Mmmm, my tanks is bare bottom...

I placed top of the bottle over the coral, used turkey baster to squirt food inside, and, when some settles onto the bottom, place baster into the bottle neck and squirt few times, aiming along the wall downward - the food starts moving in circles, from the bottom (feeding the bottom polyps) to the top.
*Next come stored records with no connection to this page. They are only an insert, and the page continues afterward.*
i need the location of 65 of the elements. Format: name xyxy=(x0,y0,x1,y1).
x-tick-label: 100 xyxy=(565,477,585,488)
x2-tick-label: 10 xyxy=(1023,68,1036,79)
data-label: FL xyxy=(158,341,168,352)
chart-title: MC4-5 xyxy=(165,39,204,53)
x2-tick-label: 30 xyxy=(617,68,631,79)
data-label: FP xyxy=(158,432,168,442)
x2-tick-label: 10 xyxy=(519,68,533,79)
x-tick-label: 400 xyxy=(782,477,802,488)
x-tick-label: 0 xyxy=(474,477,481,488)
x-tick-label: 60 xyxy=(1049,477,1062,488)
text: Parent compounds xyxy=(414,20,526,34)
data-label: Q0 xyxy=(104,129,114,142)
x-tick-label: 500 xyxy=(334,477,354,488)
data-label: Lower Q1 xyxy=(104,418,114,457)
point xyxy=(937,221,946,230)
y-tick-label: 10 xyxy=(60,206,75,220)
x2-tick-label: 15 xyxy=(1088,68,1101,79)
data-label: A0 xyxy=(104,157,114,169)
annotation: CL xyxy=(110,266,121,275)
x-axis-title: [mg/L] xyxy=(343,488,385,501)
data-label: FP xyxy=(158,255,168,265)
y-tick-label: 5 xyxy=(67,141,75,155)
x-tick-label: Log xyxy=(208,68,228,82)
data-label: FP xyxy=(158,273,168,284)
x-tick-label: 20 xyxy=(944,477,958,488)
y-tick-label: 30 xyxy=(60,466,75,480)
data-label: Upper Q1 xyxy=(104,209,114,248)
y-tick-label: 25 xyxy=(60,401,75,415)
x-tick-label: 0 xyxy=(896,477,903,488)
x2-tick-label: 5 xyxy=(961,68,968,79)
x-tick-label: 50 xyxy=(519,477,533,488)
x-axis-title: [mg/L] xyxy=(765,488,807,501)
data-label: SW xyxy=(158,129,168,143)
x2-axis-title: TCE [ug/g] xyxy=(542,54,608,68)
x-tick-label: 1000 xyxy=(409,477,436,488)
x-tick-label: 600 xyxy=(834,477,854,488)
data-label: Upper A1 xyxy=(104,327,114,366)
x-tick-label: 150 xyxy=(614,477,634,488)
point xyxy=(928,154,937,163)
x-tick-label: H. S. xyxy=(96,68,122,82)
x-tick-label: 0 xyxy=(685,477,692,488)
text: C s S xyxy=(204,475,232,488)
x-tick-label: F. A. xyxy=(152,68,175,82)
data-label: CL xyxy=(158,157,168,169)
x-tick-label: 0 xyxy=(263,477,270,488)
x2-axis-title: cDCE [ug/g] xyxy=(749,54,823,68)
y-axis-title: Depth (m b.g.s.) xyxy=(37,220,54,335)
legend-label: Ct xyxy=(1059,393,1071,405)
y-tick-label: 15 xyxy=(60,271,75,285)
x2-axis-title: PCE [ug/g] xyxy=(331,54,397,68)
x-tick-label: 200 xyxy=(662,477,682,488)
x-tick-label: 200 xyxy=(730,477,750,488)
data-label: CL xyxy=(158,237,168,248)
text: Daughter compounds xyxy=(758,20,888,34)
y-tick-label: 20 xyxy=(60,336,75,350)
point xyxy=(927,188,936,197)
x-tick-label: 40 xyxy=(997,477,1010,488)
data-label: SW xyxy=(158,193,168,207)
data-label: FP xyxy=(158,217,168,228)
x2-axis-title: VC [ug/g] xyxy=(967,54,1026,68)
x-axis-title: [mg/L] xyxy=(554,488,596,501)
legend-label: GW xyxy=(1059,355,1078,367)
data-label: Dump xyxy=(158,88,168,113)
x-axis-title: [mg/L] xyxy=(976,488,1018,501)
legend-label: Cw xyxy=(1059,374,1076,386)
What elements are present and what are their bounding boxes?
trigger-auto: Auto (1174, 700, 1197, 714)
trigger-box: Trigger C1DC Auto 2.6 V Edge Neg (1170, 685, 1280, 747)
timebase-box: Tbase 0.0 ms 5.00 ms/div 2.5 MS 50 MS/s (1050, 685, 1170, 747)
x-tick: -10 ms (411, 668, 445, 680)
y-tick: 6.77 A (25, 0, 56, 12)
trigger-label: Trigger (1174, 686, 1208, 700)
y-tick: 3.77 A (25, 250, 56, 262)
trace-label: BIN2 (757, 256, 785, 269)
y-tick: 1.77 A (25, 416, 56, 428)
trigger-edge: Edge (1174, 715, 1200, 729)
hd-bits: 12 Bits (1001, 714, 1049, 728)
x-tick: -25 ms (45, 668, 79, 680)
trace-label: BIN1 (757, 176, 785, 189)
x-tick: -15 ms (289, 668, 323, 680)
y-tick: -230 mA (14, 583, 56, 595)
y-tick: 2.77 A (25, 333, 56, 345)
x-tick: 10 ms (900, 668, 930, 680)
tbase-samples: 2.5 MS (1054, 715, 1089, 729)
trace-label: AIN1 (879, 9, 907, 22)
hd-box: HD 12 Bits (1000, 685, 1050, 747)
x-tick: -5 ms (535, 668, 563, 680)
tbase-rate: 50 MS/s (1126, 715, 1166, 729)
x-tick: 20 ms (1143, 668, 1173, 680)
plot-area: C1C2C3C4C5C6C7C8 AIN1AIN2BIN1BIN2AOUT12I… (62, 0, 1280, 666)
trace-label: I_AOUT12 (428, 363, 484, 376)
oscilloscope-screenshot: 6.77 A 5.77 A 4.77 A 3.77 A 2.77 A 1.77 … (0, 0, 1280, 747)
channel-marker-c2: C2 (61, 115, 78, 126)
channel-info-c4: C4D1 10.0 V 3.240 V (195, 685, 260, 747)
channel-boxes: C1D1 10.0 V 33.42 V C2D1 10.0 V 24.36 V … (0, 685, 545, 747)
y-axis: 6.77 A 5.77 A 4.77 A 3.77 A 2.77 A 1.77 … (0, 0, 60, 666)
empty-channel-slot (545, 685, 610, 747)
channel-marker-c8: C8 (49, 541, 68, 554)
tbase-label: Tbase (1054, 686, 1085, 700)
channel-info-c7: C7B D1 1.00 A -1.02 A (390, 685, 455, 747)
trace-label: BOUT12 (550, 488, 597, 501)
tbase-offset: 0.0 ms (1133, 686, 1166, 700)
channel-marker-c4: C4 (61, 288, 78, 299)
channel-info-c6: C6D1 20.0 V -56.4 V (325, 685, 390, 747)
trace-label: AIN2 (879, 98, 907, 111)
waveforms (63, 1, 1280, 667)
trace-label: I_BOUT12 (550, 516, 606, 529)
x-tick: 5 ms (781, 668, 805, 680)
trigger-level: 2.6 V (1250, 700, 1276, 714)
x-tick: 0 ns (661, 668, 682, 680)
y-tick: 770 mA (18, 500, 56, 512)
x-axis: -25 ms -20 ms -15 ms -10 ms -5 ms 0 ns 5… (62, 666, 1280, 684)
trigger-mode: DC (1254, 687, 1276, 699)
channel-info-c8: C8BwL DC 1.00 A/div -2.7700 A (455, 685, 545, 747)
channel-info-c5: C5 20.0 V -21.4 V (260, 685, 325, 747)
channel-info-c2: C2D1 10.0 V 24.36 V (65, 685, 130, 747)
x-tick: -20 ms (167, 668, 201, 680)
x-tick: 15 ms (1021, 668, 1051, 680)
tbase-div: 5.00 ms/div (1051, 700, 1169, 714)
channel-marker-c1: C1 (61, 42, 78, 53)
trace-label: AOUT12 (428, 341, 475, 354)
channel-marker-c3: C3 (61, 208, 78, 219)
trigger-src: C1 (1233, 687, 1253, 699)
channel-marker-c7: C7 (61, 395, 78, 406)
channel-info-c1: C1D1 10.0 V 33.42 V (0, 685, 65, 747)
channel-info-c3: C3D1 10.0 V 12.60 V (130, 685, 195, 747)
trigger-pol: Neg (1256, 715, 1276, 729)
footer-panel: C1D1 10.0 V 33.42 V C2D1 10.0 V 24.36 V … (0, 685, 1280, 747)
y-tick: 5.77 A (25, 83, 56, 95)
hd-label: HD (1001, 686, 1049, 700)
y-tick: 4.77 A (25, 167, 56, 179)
Few times, until all is eaten.

When I searched for a "sun coral feeding" at the beginning, some people siphoned the food leftovers out from the bottle top.

The other thing is a making a curved pipette for a feeding the side and bottom polyps: the rigid acrylic tubing from LFS, next size after the smallest, and the rubber sphere from dollar store, baby department, nasal cleaner (or something like that) - the short version of the turkey baster. The end of the tubing can be filled with the sand, heated over flame and curved at 90 degree, wide radius, or the food will stuck inside. Then cut to the necessary length, and attach the squeezing part.

Works just like the baster, for a feeding from the sides. Tried, it works. If push too hard - food will flow sideway from the coral. The middle part of the bottle can be used to limit this, and the wide top allows to insert the DIY curved baster.

It's a lot of frustration, until you will find the acceptable way to do that. My sympathy - was on your shoes too.
 
yea, thanks for your tip... It's sound like a lot of work for siphoning or runing tubing just to feed it. That's really an hassel. I think I'll just stick with the regular feeding directly to the polyps. I doesn't reallt matter if the other steals it. Too much hassel.